Toolpath generation for a deformation based flexible manufacturing processes like incremental forming is very challenging because the sheet stock material moves as the toolpath progresses. CNC machining toolpaths work fairly well for single point incremental forming (FIG. 1a) because the features always lie below the blank/workpiece, but these toolpaths are inadequate for double sided incremental forming (“DSIF”) (FIG. 1b). DSIF uses two tools, one on either side of the blank, which makes it possible to form concave and convex features by switching which tool acts as the forming tool or the supporting tool.
In general, CNC toolpaths are not appropriate for DSIF is because embedded features have to be formed in the correct sequence to make sure the tools do not puncture the sheet stock workpiece. Existing CNC machining based tool can only generate toolpaths in one direction. In order to use the existing CNC machining module for making features on both sides of the sheet, one has to generate machining paths from two different directions, and manually sort out the forming sequence and stitch those toolpaths together.
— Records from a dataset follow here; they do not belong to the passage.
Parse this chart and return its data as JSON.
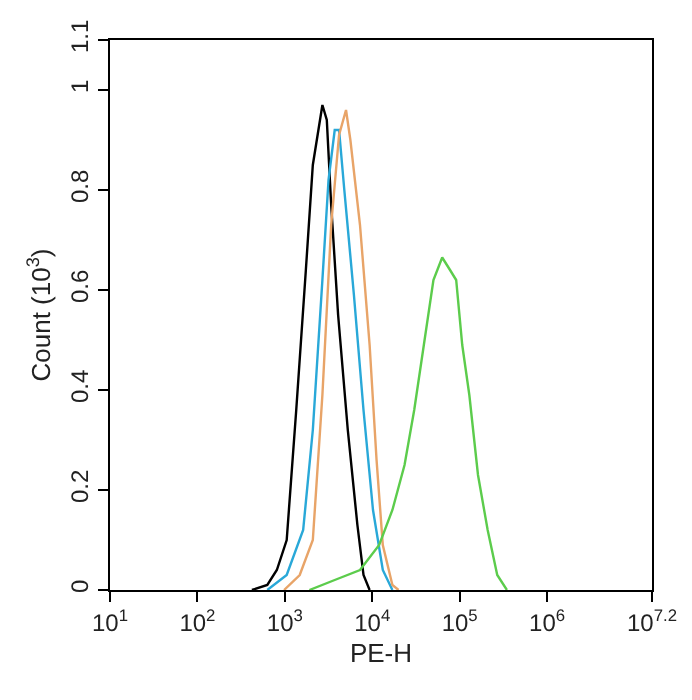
{
  "chart_data": {
    "type": "line",
    "xlabel": "PE-H",
    "ylabel": "Count (10$^{3}$)",
    "log": "x",
    "marker": "none",
    "line_style": "solid",
    "xlim": [
      10,
      15848932
    ],
    "ylim": [
      0,
      1.1
    ],
    "xticks": [
      {
        "value": 10,
        "label": "10$^{1}$"
      },
      {
        "value": 100,
        "label": "10$^{2}$"
      },
      {
        "value": 1000,
        "label": "10$^{3}$"
      },
      {
        "value": 10000,
        "label": "10$^{4}$"
      },
      {
        "value": 100000,
        "label": "10$^{5}$"
      },
      {
        "value": 1000000,
        "label": "10$^{6}$"
      },
      {
        "value": 15848932,
        "label": "10$^{7.2}$"
      }
    ],
    "yticks": [
      0,
      0.2,
      0.4,
      0.6,
      0.8,
      1,
      1.1
    ],
    "series": [
      {
        "color": "#000000",
        "x": [
          420,
          630,
          810,
          1050,
          1350,
          1740,
          2090,
          2690,
          3020,
          3390,
          4070,
          5250,
          6760,
          7940,
          9330
        ],
        "values": [
          0,
          0.01,
          0.04,
          0.1,
          0.36,
          0.64,
          0.85,
          0.97,
          0.94,
          0.77,
          0.55,
          0.32,
          0.13,
          0.03,
          0
        ]
      },
      {
        "color": "#29a8d8",
        "x": [
          630,
          1050,
          1620,
          2090,
          2690,
          3160,
          3720,
          4170,
          4790,
          6170,
          7940,
          10200,
          13200,
          17000
        ],
        "values": [
          0,
          0.03,
          0.12,
          0.32,
          0.62,
          0.82,
          0.92,
          0.92,
          0.8,
          0.59,
          0.36,
          0.16,
          0.04,
          0
        ]
      },
      {
        "color": "#e8a468",
        "x": [
          980,
          1480,
          2090,
          2690,
          3390,
          4170,
          5010,
          5620,
          7240,
          9330,
          11200,
          13200,
          17000,
          20000
        ],
        "values": [
          0,
          0.03,
          0.1,
          0.39,
          0.73,
          0.91,
          0.96,
          0.9,
          0.73,
          0.49,
          0.26,
          0.09,
          0.01,
          0
        ]
      },
      {
        "color": "#5ccc4c",
        "x": [
          1910,
          3720,
          7240,
          12000,
          17000,
          23400,
          30200,
          38900,
          50100,
          63100,
          77600,
          91200,
          107000,
          129000,
          162000,
          209000,
          269000,
          347000
        ],
        "values": [
          0,
          0.02,
          0.04,
          0.09,
          0.16,
          0.25,
          0.36,
          0.49,
          0.62,
          0.665,
          0.64,
          0.62,
          0.49,
          0.39,
          0.23,
          0.12,
          0.03,
          0
        ]
      }
    ]
  }
}
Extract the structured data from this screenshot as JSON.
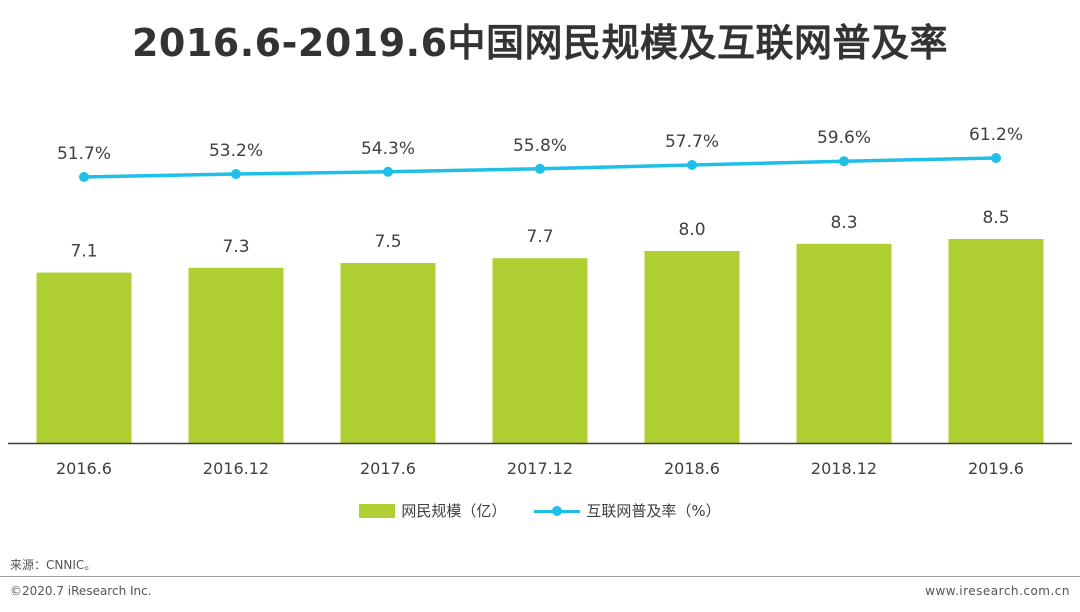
{
  "title": "2016.6-2019.6中国网民规模及互联网普及率",
  "colors": {
    "bar": "#afcf33",
    "line": "#1fbfe8",
    "axis": "#404040",
    "text": "#404040"
  },
  "chart_data": {
    "type": "bar",
    "categories": [
      "2016.6",
      "2016.12",
      "2017.6",
      "2017.12",
      "2018.6",
      "2018.12",
      "2019.6"
    ],
    "series": [
      {
        "name": "网民规模（亿）",
        "type": "bar",
        "values": [
          7.1,
          7.3,
          7.5,
          7.7,
          8.0,
          8.3,
          8.5
        ],
        "labels": [
          "7.1",
          "7.3",
          "7.5",
          "7.7",
          "8.0",
          "8.3",
          "8.5"
        ]
      },
      {
        "name": "互联网普及率（%）",
        "type": "line",
        "values": [
          51.7,
          53.2,
          54.3,
          55.8,
          57.7,
          59.6,
          61.2
        ],
        "labels": [
          "51.7%",
          "53.2%",
          "54.3%",
          "55.8%",
          "57.7%",
          "59.6%",
          "61.2%"
        ]
      }
    ],
    "bar_ylim": [
      0,
      15
    ],
    "line_ylim": [
      0,
      100
    ],
    "legend_position": "bottom"
  },
  "legend": {
    "bar_label": "网民规模（亿）",
    "line_label": "互联网普及率（%）"
  },
  "source": "来源：CNNIC。",
  "copyright": "©2020.7 iResearch Inc.",
  "website": "www.iresearch.com.cn"
}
Further, in existing technologies, the toolpath is generated from CAM software, and the following steps are performed manually by the operator of the tools: separating the toolpath contour by contour, grouping the contours into features, picking the feature forming order, reversing the toolpath for concave features, and synchronizing the tools to go from feature to feature.
The method described herein uses geometrically constructed maps to create a hierarchical structure in the form of a rooted tree to group features, which makes it possible to form features on either side of the sheet. This method sorts all the features and automatically provides a synchronized path for the supporting tool to follow the forming tool to form all the features on the part in the correct order and direction. The method permits fine control of the individual features and their process parameters, arbitrary changes to the forming order and direction of the features within the feasibility of a forming operation, and translation of each individual feature to the plane to enhance the geometric accuracy of the process.
In this method, the features in a particular geometry or object are represented as a hierarchical data structure. The hierarchical data structure of choice is a rooted tree, since it allows fine control over individual features which are represented as nodes in the tree. Tree traversal algorithms can then be used to generate toolpaths for the individual features, which allow the forming order and direction of the features to be changed accordingly.
A map is used to hold information about the relationship between features during the slicing stage of toolpath generation, because maps provide logarithmic complexity for key insertions and lookups.
The maps are then be used to build the rooted trees once all the information about the relationships between the features has been stored.
This approach is unique in its use of fundamental data structures to develop a new way of representing features in DSIF and similar processes which gives users incredible versatility and control over the toolpath generation process for complex geometries.